Although too modest to describe himself as such, Hughes-Games is clearly the natural action-man of the trio. Even in his spare time, he likes nothing more than conquering mountains – he’s an avid climber – and is trained as a rope access technician.

“It means I’m able to hang by a rope off bridges or buildings hundreds of feet up, it can be useful assessing risks and finding obscure birds nests,” he explains cheerfully.

He’s also a keen motorcyclist, who successfully competed for several years, and now owns 12 bikes.

This innate sense of adventure means Hughes-Games, 57, relishes every minute of getting within a whisker of nature’s wonders, whether it’s immersing himself into the waters of the River Dee, Aberdeenshire seeking otters, or trying to fathom how Great Tits, once famous for pecking the tops off milk bottles to sup the cream, learn their behavioural skills.

His passion for wildlife began in childhood in Bristol, when his doctor father encouraged him to explore the countryside and he went on to take a degree in zoology.

“I remember my gran said ‘well done’ at the graduation ceremony, and ‘now which zoo are you going to work for, darling?’” he says with a smile. Uncertain, too, of his career path, he found himself, by chance, sharing a house with a student actors from the Bristol Old Vic, including Greta Scacchi and Amanda Redman, while Daniel Day-Lewis and Paul McGann, were frequent visitors.

“Mandy got me my lucky break into TV. She’d got a job on a small BBC drama and kindly organised an interview with a producer which led to my becoming a researcher. It was the start of an incredible adventure,” says Hughes-Games, who went on to make documentaries and programmes focusing on animals and their habitats across the globe.

“I’ve had some hair-raising moments. In particular, when I was in Africa and literally stumbled on a lioness and her cubs, because of the long grass I hadn’t see her lying there,” he says.

“Female lions will instinctively attack if they fear a threat to their young and her ears went back, her teeth bared and she was growling. I could visualise the headlines, ‘TV man mauled by lion’ – but thankfully she slowly retreated.”

There’s more too. “Undoubtedly the worst moment of my career was seeing two members of my crew almost crushed by a thousands of tons of ice falling around their boat in the Arctic. Their escape, as blocks of ice the size of fridges fell inches from them, was miraculous.”

With such experience, it was perhaps only natural that in 2009, when Bill Oddie left Winterwatch, Hughes-Games, then a producer on Springwatch, stepped in. Initially, it was as a narrator, but his natural empathy and ability to describe the minutiae of nature unfolding before him led to where he is now.

“I vividly remember my first appearance in front of a camera, when I thought to myself, ‘Martin, can you really stand up in front of around three million people and make this work?,’” he says.

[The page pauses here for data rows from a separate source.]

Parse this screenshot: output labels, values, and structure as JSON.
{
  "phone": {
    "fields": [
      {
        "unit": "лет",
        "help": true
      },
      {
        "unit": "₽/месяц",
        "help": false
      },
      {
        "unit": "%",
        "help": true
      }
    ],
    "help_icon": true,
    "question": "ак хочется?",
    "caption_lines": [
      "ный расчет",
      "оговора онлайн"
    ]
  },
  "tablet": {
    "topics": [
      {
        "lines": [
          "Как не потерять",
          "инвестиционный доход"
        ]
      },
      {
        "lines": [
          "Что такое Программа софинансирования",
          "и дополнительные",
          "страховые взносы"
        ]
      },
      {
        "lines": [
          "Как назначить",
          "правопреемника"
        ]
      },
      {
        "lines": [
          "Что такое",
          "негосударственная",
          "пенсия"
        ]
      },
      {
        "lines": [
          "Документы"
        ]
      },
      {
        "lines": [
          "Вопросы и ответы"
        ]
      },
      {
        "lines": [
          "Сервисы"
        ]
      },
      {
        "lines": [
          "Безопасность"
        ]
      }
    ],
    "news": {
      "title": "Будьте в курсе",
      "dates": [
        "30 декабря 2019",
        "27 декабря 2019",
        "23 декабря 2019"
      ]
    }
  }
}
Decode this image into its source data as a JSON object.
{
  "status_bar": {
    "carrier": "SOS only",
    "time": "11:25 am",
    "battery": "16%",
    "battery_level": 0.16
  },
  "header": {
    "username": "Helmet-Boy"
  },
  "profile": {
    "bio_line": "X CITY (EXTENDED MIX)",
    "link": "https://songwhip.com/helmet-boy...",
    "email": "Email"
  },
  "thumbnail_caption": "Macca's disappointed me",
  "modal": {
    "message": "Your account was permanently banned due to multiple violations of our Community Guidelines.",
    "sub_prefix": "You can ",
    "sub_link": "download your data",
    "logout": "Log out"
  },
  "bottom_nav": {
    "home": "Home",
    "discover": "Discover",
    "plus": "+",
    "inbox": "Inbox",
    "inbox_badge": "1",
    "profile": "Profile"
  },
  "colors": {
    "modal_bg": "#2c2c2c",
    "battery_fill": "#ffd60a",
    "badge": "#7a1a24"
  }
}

“It was nerve-racking, but it’s addictive. It’s fantastic having the opportunity to enthuse the great British public about natural history, and its challenging because there’s no script, no autocue and it’s live.”

He, and his two fellow members of the presenting team, more than make the most of the challenge though.

“We all have brilliant fun together. I can honestly say I never laugh as much in the year as I do when the three of us are filming,” he says.

“Chris and I are always joking and going off on a tangent and Michaela can get quite cross with us. We’re a good balance. The cards we carry around for the show, as aide memoirs, are so revealing of our personalities.

“I know they’ll kick me out in the end, that’s the way it goes. I’ll have to man-up and just do other things.”